Posted by Andrew Lord

Reporting issuers must improve their disclosure of known and contingent environmental liabilities in continuous disclosure documents. That is the message of the Ontario Securities Commission’s Staff Notice 51-716 on Environmental Reporting (the “Staff Notice”), released February 27, 2008. It is a message that could become relevant not just to companies operating in environmentally sensitive areas, but to any company that faces risk from climate change.

The Staff Notice is discussed in detail in our Davis LLP online bulletin. Most generally, it calls on reporting issuers to provide more detailed discussion and quantitative analysis of their known and contingent environmental liabilities. Improved disclosure of material environmental liabilities must be made in annual financial statements, management discussion and analysis (MD&A), and annual information forms (AIF), as applicable.

The call for improved environmental disclosure has obvious implications for companies with direct involvement in environmentally sensitive industries. However, the Staff Notice is broad enough that any company whose business may be materially affected by climate change, or climate change legislation, may also be required to improve its disclosure. The Staff Notice specifically comments that companies must address material environmental risks generally. Climate change is an environmental risk that can materially affect the performance of a wide variety of industries. It can do so by, for example, altering the production and use of resources that depend on the weather (e.g., grain farming and skiing), leading consumers to choose different types of products (e.g., T-shirts instead of parkas), and creating new markets (e.g., voluntary carbon offsets). The Staff Notice also notes that companies must identify and discuss the financial and operational impact of environmental laws. As discussed elsewhere in this blog, laws designed to mitigate the effects of climate change are evolving rapidly. The imposition of carbon taxes and the implementation of mandatory cap-and-trade greenhouse gas trading systems are legislative changes that could have a profoundly material impact on the financial performance of companies.
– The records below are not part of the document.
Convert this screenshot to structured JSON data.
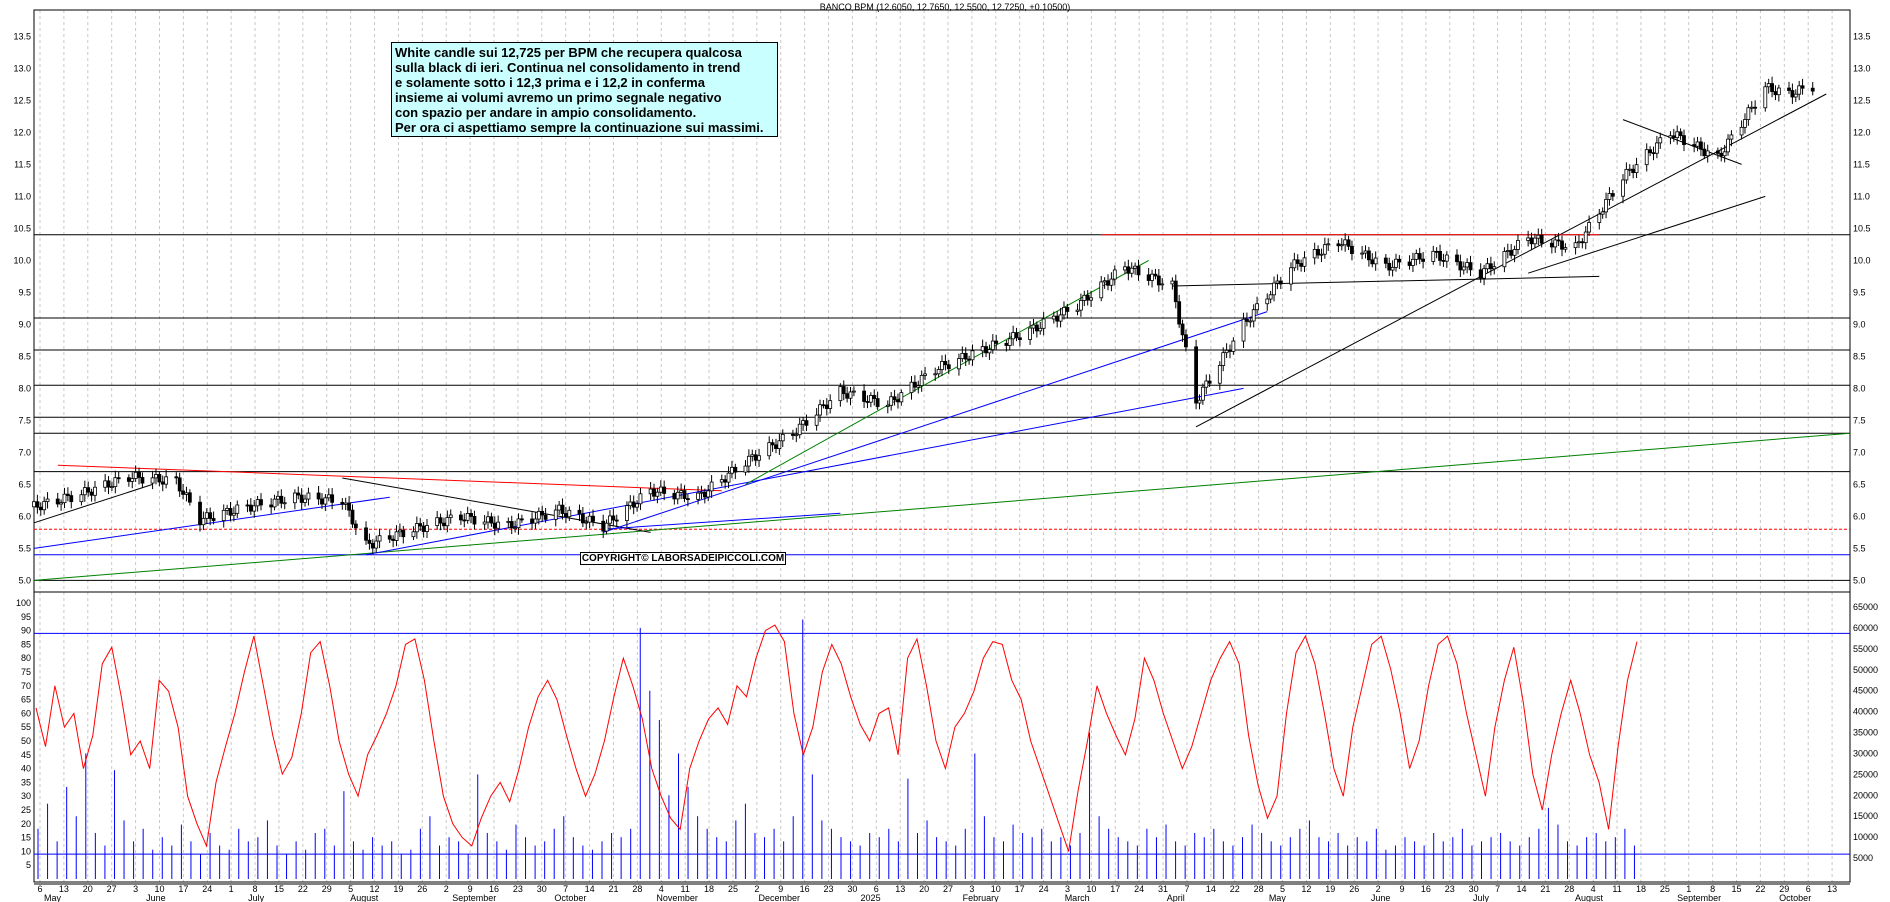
{
  "header": {
    "title": "BANCO BPM (12.6050, 12.7650, 12.5500, 12.7250, +0.10500)"
  },
  "note": {
    "lines": [
      "White candle sui 12,725 per BPM che recupera qualcosa",
      "sulla black di ieri. Continua nel consolidamento in trend",
      "e solamente sotto i 12,3 prima e i 12,2 in conferma",
      "insieme ai volumi avremo un primo segnale negativo",
      "con spazio per andare in ampio consolidamento.",
      "Per ora ci aspettiamo sempre la continuazione sui massimi."
    ]
  },
  "copyright": "COPYRIGHT© LABORSADEIPICCOLI.COM",
  "colors": {
    "price": "#000000",
    "oscillator": "#ff0000",
    "volume": "#0000ff",
    "support": "#0000ff",
    "trend_green": "#008000",
    "resistance_red": "#ff0000"
  },
  "chart_data": [
    {
      "type": "candlestick",
      "title": "BANCO BPM (12.6050, 12.7650, 12.5500, 12.7250, +0.10500)",
      "y_ticks": [
        "5.0",
        "5.5",
        "6.0",
        "6.5",
        "7.0",
        "7.5",
        "8.0",
        "8.5",
        "9.0",
        "9.5",
        "10.0",
        "10.5",
        "11.0",
        "11.5",
        "12.0",
        "12.5",
        "13.0",
        "13.5"
      ],
      "ylim": [
        4.85,
        13.85
      ],
      "x_months": [
        "May",
        "June",
        "July",
        "August",
        "September",
        "October",
        "November",
        "December",
        "2025",
        "February",
        "March",
        "April",
        "May",
        "June",
        "July",
        "August",
        "September",
        "October"
      ],
      "x_days": [
        "6",
        "13",
        "20",
        "27",
        "3",
        "10",
        "17",
        "24",
        "1",
        "8",
        "15",
        "22",
        "29",
        "5",
        "12",
        "19",
        "26",
        "2",
        "9",
        "16",
        "23",
        "30",
        "7",
        "14",
        "21",
        "28",
        "4",
        "11",
        "18",
        "25",
        "2",
        "9",
        "16",
        "23",
        "30",
        "6",
        "13",
        "20",
        "27",
        "3",
        "10",
        "17",
        "24",
        "3",
        "10",
        "17",
        "24",
        "31",
        "7",
        "14",
        "22",
        "28",
        "5",
        "12",
        "19",
        "26",
        "2",
        "9",
        "16",
        "23",
        "30",
        "7",
        "14",
        "21",
        "28",
        "4",
        "11",
        "18",
        "25",
        "1",
        "8",
        "15",
        "22",
        "29",
        "6",
        "13"
      ],
      "x_range": [
        "2024-04-29",
        "2025-10-17"
      ],
      "close_series": [
        [
          "2024-04-29",
          6.15
        ],
        [
          "2024-05-13",
          6.35
        ],
        [
          "2024-05-27",
          6.62
        ],
        [
          "2024-06-10",
          6.55
        ],
        [
          "2024-06-17",
          5.95
        ],
        [
          "2024-07-01",
          6.15
        ],
        [
          "2024-07-15",
          6.3
        ],
        [
          "2024-07-29",
          6.25
        ],
        [
          "2024-08-05",
          5.55
        ],
        [
          "2024-08-19",
          5.8
        ],
        [
          "2024-09-02",
          6.0
        ],
        [
          "2024-09-16",
          5.85
        ],
        [
          "2024-10-01",
          6.1
        ],
        [
          "2024-10-14",
          5.85
        ],
        [
          "2024-10-28",
          6.4
        ],
        [
          "2024-11-11",
          6.3
        ],
        [
          "2024-11-25",
          6.85
        ],
        [
          "2024-12-09",
          7.3
        ],
        [
          "2024-12-23",
          7.95
        ],
        [
          "2025-01-06",
          7.75
        ],
        [
          "2025-01-20",
          8.3
        ],
        [
          "2025-02-03",
          8.6
        ],
        [
          "2025-02-17",
          8.9
        ],
        [
          "2025-03-03",
          9.3
        ],
        [
          "2025-03-17",
          9.9
        ],
        [
          "2025-03-31",
          9.6
        ],
        [
          "2025-04-07",
          7.8
        ],
        [
          "2025-04-21",
          9.0
        ],
        [
          "2025-05-05",
          9.9
        ],
        [
          "2025-05-19",
          10.3
        ],
        [
          "2025-06-02",
          9.9
        ],
        [
          "2025-06-16",
          10.1
        ],
        [
          "2025-06-30",
          9.8
        ],
        [
          "2025-07-14",
          10.35
        ],
        [
          "2025-07-28",
          10.2
        ],
        [
          "2025-08-11",
          11.3
        ],
        [
          "2025-08-25",
          12.0
        ],
        [
          "2025-09-08",
          11.6
        ],
        [
          "2025-09-22",
          12.7
        ],
        [
          "2025-09-29",
          12.6
        ],
        [
          "2025-10-06",
          12.725
        ]
      ],
      "horizontal_levels": [
        5.0,
        5.4,
        6.7,
        7.3,
        7.55,
        8.05,
        8.6,
        9.1,
        10.4
      ]
    },
    {
      "type": "line",
      "name": "oscillator",
      "y_ticks": [
        "5",
        "10",
        "15",
        "20",
        "25",
        "30",
        "35",
        "40",
        "45",
        "50",
        "55",
        "60",
        "65",
        "70",
        "75",
        "80",
        "85",
        "90",
        "95",
        "100"
      ],
      "ylim": [
        0,
        100
      ],
      "reference_levels": [
        9,
        89
      ],
      "values": [
        62,
        48,
        70,
        55,
        60,
        40,
        52,
        78,
        84,
        66,
        45,
        50,
        40,
        72,
        68,
        55,
        30,
        20,
        12,
        35,
        48,
        60,
        75,
        88,
        70,
        52,
        38,
        44,
        60,
        82,
        86,
        70,
        50,
        38,
        30,
        45,
        52,
        60,
        70,
        85,
        87,
        72,
        50,
        30,
        20,
        15,
        12,
        22,
        30,
        35,
        28,
        40,
        55,
        66,
        72,
        65,
        52,
        40,
        30,
        38,
        50,
        66,
        80,
        70,
        58,
        40,
        30,
        22,
        18,
        40,
        50,
        58,
        62,
        56,
        70,
        66,
        80,
        90,
        92,
        86,
        60,
        45,
        55,
        75,
        85,
        78,
        66,
        56,
        50,
        60,
        62,
        45,
        80,
        87,
        70,
        50,
        40,
        55,
        60,
        68,
        80,
        86,
        85,
        72,
        65,
        50,
        40,
        30,
        20,
        10,
        32,
        50,
        70,
        60,
        52,
        45,
        58,
        80,
        72,
        60,
        50,
        40,
        48,
        60,
        72,
        80,
        86,
        78,
        52,
        34,
        22,
        30,
        60,
        82,
        88,
        78,
        60,
        40,
        30,
        55,
        70,
        85,
        88,
        76,
        60,
        40,
        50,
        70,
        85,
        88,
        78,
        60,
        45,
        30,
        55,
        72,
        84,
        64,
        38,
        25,
        45,
        60,
        72,
        60,
        45,
        35,
        18,
        48,
        72,
        86
      ]
    },
    {
      "type": "bar",
      "name": "volume",
      "y_ticks": [
        "5000",
        "10000",
        "15000",
        "20000",
        "25000",
        "30000",
        "35000",
        "40000",
        "45000",
        "50000",
        "55000",
        "60000",
        "65000"
      ],
      "ylim": [
        0,
        65000
      ],
      "values": [
        12000,
        18000,
        9000,
        22000,
        15000,
        30000,
        11000,
        8000,
        26000,
        14000,
        9000,
        12000,
        7000,
        10000,
        8000,
        13000,
        9000,
        6000,
        11000,
        8000,
        7000,
        12000,
        9000,
        10000,
        14000,
        8000,
        6000,
        9000,
        7000,
        11000,
        12000,
        8000,
        21000,
        9000,
        7000,
        10000,
        8000,
        9000,
        6000,
        7000,
        12000,
        15000,
        8000,
        10000,
        9000,
        6000,
        25000,
        11000,
        9000,
        7000,
        13000,
        10000,
        8000,
        9000,
        12000,
        15000,
        10000,
        8000,
        7000,
        9000,
        11000,
        10000,
        12000,
        60000,
        45000,
        38000,
        20000,
        30000,
        22000,
        15000,
        12000,
        10000,
        9000,
        14000,
        18000,
        11000,
        10000,
        12000,
        9000,
        15000,
        62000,
        25000,
        14000,
        12000,
        10000,
        9000,
        8000,
        11000,
        10000,
        12000,
        9000,
        24000,
        11000,
        14000,
        10000,
        9000,
        8000,
        12000,
        30000,
        15000,
        10000,
        9000,
        13000,
        11000,
        10000,
        12000,
        9000,
        10000,
        8000,
        11000,
        35000,
        15000,
        12000,
        10000,
        9000,
        8000,
        12000,
        10000,
        13000,
        9000,
        8000,
        11000,
        10000,
        12000,
        9000,
        8000,
        10000,
        13000,
        11000,
        9000,
        8000,
        10000,
        12000,
        14000,
        10000,
        9000,
        11000,
        8000,
        10000,
        9000,
        12000,
        7000,
        8000,
        10000,
        9000,
        8000,
        11000,
        9000,
        10000,
        12000,
        8000,
        9000,
        10000,
        11000,
        9000,
        8000,
        10000,
        12000,
        17000,
        13000,
        9000,
        8000,
        10000,
        11000,
        9000,
        10000,
        12000,
        8000
      ]
    }
  ]
}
Both the risks of climate change and the effect of relevant laws may have to be addressed to meet the requirements described in the Staff Notice.

The challenge for reporting issuers is that many of the relevant environmental liabilities, including those posed by climate change, are contingent. Even though the financial impact of such risks may be difficult to predict, the Staff Notice sets a clear expectation that reporting issuers will apply business judgment to quantitative information that is reasonably available to provide detailed discussions and quantified estimates of these risks.